30. Steroid Pathway Disorders Aldosterone synthase – rare, autosomal dominant, autosomal recessive, severe salt- wasting in infancy or stress-induced hyperkalaemia and postural hypotension in adulthood, increased serum renin activity, decreased serum aldosterone concentrations, increased serum 18-hydroxycorticosterone. Treatment with mineralocorticoid therapy (fludrocortisone) and sodium supplementation. 5α-Reductase – rare, autosomal recessive, ambiguous genitalia, clitoral-like phallus, markedly bifid scrotum, pseudovaginal perineoscrotal hypospadias, rudimentary prostate, uterus and fallopian tubes are absent, testes are intact and usually found in the inguinal canal or scrotum, amniocentesis or chorionic villus sampling show XY karyotype, fluorescent in situ hybridization results positive for sex-determining region, increased serum testosterone-to- dihydrotestosterone ratio, molecular genetics studies.

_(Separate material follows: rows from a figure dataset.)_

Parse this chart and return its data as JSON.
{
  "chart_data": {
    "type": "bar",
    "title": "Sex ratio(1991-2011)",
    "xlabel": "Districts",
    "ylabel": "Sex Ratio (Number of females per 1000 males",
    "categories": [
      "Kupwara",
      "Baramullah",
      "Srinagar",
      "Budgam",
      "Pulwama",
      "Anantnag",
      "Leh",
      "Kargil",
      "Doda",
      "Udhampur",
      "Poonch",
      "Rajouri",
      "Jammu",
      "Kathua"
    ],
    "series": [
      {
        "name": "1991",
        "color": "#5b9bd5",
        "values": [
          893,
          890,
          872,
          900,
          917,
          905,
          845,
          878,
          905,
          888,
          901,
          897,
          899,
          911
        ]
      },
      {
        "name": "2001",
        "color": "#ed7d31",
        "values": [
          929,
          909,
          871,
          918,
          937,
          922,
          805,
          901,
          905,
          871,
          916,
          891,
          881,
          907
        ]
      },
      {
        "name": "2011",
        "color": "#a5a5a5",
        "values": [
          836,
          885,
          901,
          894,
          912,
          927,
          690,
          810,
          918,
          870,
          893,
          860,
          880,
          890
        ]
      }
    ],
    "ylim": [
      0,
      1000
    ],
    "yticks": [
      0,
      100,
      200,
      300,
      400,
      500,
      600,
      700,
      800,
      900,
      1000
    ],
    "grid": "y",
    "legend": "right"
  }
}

Treatment considerations of gender assignment. 17-Ketoreductase – rare, autosomal recessive, characterized by clitoromegaly, posterior labioscrotal fusion and perineal blind vaginal pouch, testes are inguinal or in the labioscrotal folds, internal urogenital tract (epididymides, vasa deferentia, seminal vesicles, ejaculatory ducts) well developed; prostate and Müllerian structures are absent, baseline and post-human chorionic gonadotropin stimulation hormonal evaluation shows increased androstenedione and decreased testosterone concentrations, with an increased androstenedione-to- testosterone ratio. Treatment considerations of gender assignment.